3. Il résulte de l'instruction que le marché en cause a été résilié aux frais et risques de la société ID PLUS et que le principe même de cette résiliation est définitif depuis le jugement du tribunal administratif de Dijon du 5 février 2018 dont il n'a pas été relevé appel.

4. Pour contester le jugement attaqué, lequel rejette comme irrecevables les conclusions tendant à l'annulation du décompte de résiliation notifié le 12 avril 2019, compte tenu de leur objet, ainsi que celles tendant à la modification du décompte et de son solde pour tardiveté, la société ID PLUS fait valoir que ce décompte de résiliation est inopposable, dès lors qu'il n'a pas été notifié dans le délai de deux mois après la date d'effet de la résiliation du marché comme le prévoit l'article 34.5 du CCAG-FCS.

5. Toutefois, dans le cas d'une résiliation aux frais et risques du titulaire du marché, prononcée en application de l'article 32 du CCAG-FCS, celui-ci supporte, en vertu de l'article 36, le surcoût de dépenses résultant de la passation d'un marché de substitution, réglé selon les modalités prévues à l'article 11. Dès lors que ce surcoût n'est connu qu'au moment du règlement du marché de substitution, le délai de deux mois ayant couru depuis la date d'effet de la résiliation du marché, d'ailleurs non prescrit à peine de forclusion par l'article 34 pour la notification du décompte de résiliation, ne saurait s'appliquer si les chefs de dépenses propres au marché de substitution ne peuvent être déterminés. Par suite, le cocontractant de l'administration dont le marché a été résilié à ses frais et risques ne peut obtenir notification du décompte général de ce marché qu'après règlement définitif du nouveau marché passé pour l'achèvement des prestations.
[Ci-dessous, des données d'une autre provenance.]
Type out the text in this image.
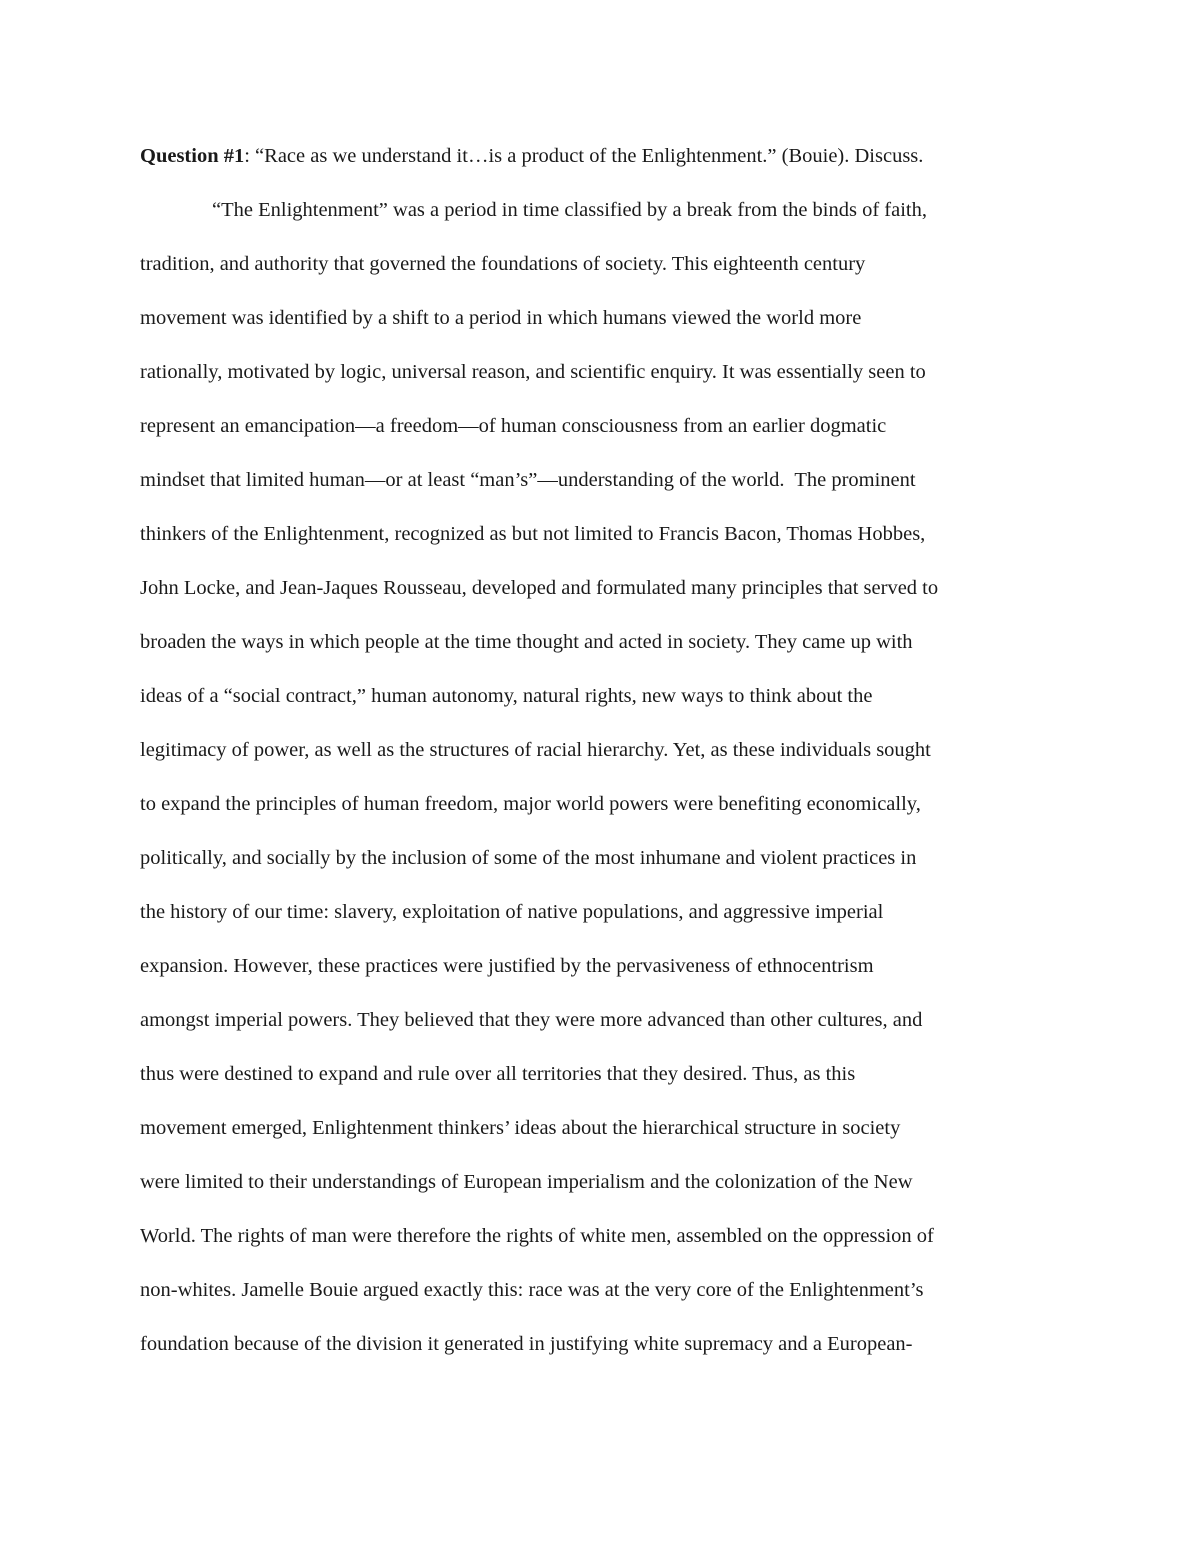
Question #1: “Race as we understand it…is a product of the Enlightenment.” (Bouie). Discuss.
“The Enlightenment” was a period in time classified by a break from the binds of faith,
tradition, and authority that governed the foundations of society. This eighteenth century
movement was identified by a shift to a period in which humans viewed the world more
rationally, motivated by logic, universal reason, and scientific enquiry. It was essentially seen to
represent an emancipation—a freedom—of human consciousness from an earlier dogmatic
mindset that limited human—or at least “man’s”—understanding of the world.  The prominent
thinkers of the Enlightenment, recognized as but not limited to Francis Bacon, Thomas Hobbes,
John Locke, and Jean-Jaques Rousseau, developed and formulated many principles that served to
broaden the ways in which people at the time thought and acted in society. They came up with
ideas of a “social contract,” human autonomy, natural rights, new ways to think about the
legitimacy of power, as well as the structures of racial hierarchy. Yet, as these individuals sought
to expand the principles of human freedom, major world powers were benefiting economically,
politically, and socially by the inclusion of some of the most inhumane and violent practices in
the history of our time: slavery, exploitation of native populations, and aggressive imperial
expansion. However, these practices were justified by the pervasiveness of ethnocentrism
amongst imperial powers. They believed that they were more advanced than other cultures, and
thus were destined to expand and rule over all territories that they desired. Thus, as this
movement emerged, Enlightenment thinkers’ ideas about the hierarchical structure in society
were limited to their understandings of European imperialism and the colonization of the New
World. The rights of man were therefore the rights of white men, assembled on the oppression of
non-whites. Jamelle Bouie argued exactly this: race was at the very core of the Enlightenment’s
foundation because of the division it generated in justifying white supremacy and a European-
6. La résiliation du marché ayant été prononcée le 25 mars 2016 aux frais et risques de la société requérante avec indication qu'un marché de substitution serait confié à une autre entreprise et que le décompte serait établi après exécution complète de ce marché de substitution, le dépassement du délai de deux mois prévu à l'article 34.5 du CCAG n'a pu avoir pour effet de priver la commune de Gueugnon d'inscrire les pénalités de retard et le surcoût du marché de substitution au débit du décompte de résiliation. La société ID PLUS n'est, par suite, pas fondée à demander à être déchargée des sommes mises à sa charge par le décompte du 12 avril 2019.

En ce qui concerne les pénalités de retard :

7. Aux termes de l'article 37 du CCAG-FCS : " (...) 37. 2. Tout différend entre le titulaire et le pouvoir adjudicateur doit faire l'objet, de la part du titulaire, d'un mémoire de réclamation exposant les motifs et indiquant, le cas échéant, le montant des sommes réclamées. Ce mémoire doit être communiqué au pouvoir adjudicateur dans le délai de deux mois, courant à compter du jour où le différend est apparu, sous peine de forclusion (...) ".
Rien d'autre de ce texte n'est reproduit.